Por outro lado, e se os pais estiverem já em situação de 'burnout', “não devem aguentar porque sim”, diz. “Não faz sentido vivermos uma vida miserável, sobrecarregada, difícil. Vamos ficar mais tensos, mais nervosos, mais angustiados, mais tristes, mais ansiosos, é isso que vai acontecer. Por outro lado, a relação da família vai piorar. Quando chegamos a este estado, isto é, quando é diagnosticado um 'burnout', e há de facto stress contínuo, há demasiado tempo, a própria pessoa já não tem energia, e vai perdendo a capacidade se renovar e terá mesmo de pedir ajuda”. A rotina e organização não serão suficientes.
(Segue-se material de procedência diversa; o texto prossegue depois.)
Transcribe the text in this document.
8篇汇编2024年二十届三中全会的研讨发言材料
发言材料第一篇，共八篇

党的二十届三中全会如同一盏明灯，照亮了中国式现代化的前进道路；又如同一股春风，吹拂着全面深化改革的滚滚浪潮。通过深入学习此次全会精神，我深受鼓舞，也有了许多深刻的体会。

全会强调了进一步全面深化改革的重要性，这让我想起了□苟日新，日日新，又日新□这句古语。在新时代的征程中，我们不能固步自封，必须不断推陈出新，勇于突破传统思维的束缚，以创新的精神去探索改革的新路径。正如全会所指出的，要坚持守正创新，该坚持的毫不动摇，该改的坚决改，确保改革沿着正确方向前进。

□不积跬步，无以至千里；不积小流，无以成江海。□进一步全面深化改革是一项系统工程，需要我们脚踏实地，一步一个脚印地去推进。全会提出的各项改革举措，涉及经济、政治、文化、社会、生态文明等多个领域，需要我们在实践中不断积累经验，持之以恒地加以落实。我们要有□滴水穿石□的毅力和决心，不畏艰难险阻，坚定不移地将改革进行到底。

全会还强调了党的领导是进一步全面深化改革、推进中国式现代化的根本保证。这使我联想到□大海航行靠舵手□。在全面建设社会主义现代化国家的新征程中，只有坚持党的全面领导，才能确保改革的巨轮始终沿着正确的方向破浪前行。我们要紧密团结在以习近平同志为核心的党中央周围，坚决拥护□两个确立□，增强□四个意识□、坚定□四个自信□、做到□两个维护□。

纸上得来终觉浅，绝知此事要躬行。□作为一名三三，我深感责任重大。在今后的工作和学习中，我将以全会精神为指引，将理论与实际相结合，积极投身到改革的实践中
Recorde-se que, consciente destas dificuldades, o Governo socialista liderado por António Costa decidiu criar um apoio para os pais de crianças que frequentem até ao primeiro ciclo do ensino básico (até ao 4.º ano, o que, em alguns casos, significa que as crianças têm até 10 anos) ou com incapacidade superior a 60% clinicamente comprovada que se encontrem em teletrabalho (e que até agora não estavam abrangidos), podendo optar por manter-se em trabalho remoto ou requerer o apoio para garantir a manutenção de rendimento às famílias afetadas pela suspensão temporária de atividades letivas presenciais. A partir da próxima segunda-feira, dia 15 de março de 2021, as crianças começam a voltar à escola. Mas de forma faseada, primeiro reabrem as creches e o primeiro ciclo. Todas as outras continuam a ter aulas virtuais em casa, e regressam apenas nas datas determinadas pelo calendário oficial, aprovado ontem em conselho de ministros. Por outro lado, o Executivo decidiu que o teletrabalho se mantém obrigatório, sempre que possível.

A fatura do confinamento: famílias à beira de um ataque de nervos e profissionais afetados
Foto de Ketut Subiyanto no Pexels

Para tentar evitar chegar a este estado limite, Cristina Nogueira da Fonseca diz ser fundamental criar momentos distintos focados na qualidade das relações, “espaço para que as crianças possam brincar sozinhas, espaço para que possa brincar com elas e um momento para os pais, seja ler, beber café, ouvir música, treinar, isolar-se o que ajudar a aumentar o manancial de emoções positivas”. “Temos de parar de deixar para segundo plano, o que é de primeiro plano. O auto-cuidado é uma urgência nesta fase”, relembra. “Durante o dia, se ambos os elementos do casal estiverem em casa, alternem entre o tempo para estar atento aos filhos e o tempo para que o outro faça o que o irá fazer sentir-me melhor”, aconselha ainda.

Para a especialista é igualmente importante continuar “a nutrir as relações, quer por telefonemas, vídeochamadas, cartas, mensagens, urgente que procuremos as pessoas que nos energizam, que nos acolhem e que nos ouvem”. “Estas relações irão ajudar-nos a sentir que não estamos sozinhos e se forem baseadas na honestidade, irão mostrar-nos que não é uma questão de incompetência ou falta de habilidade, mas sim de circunstância”, conclui.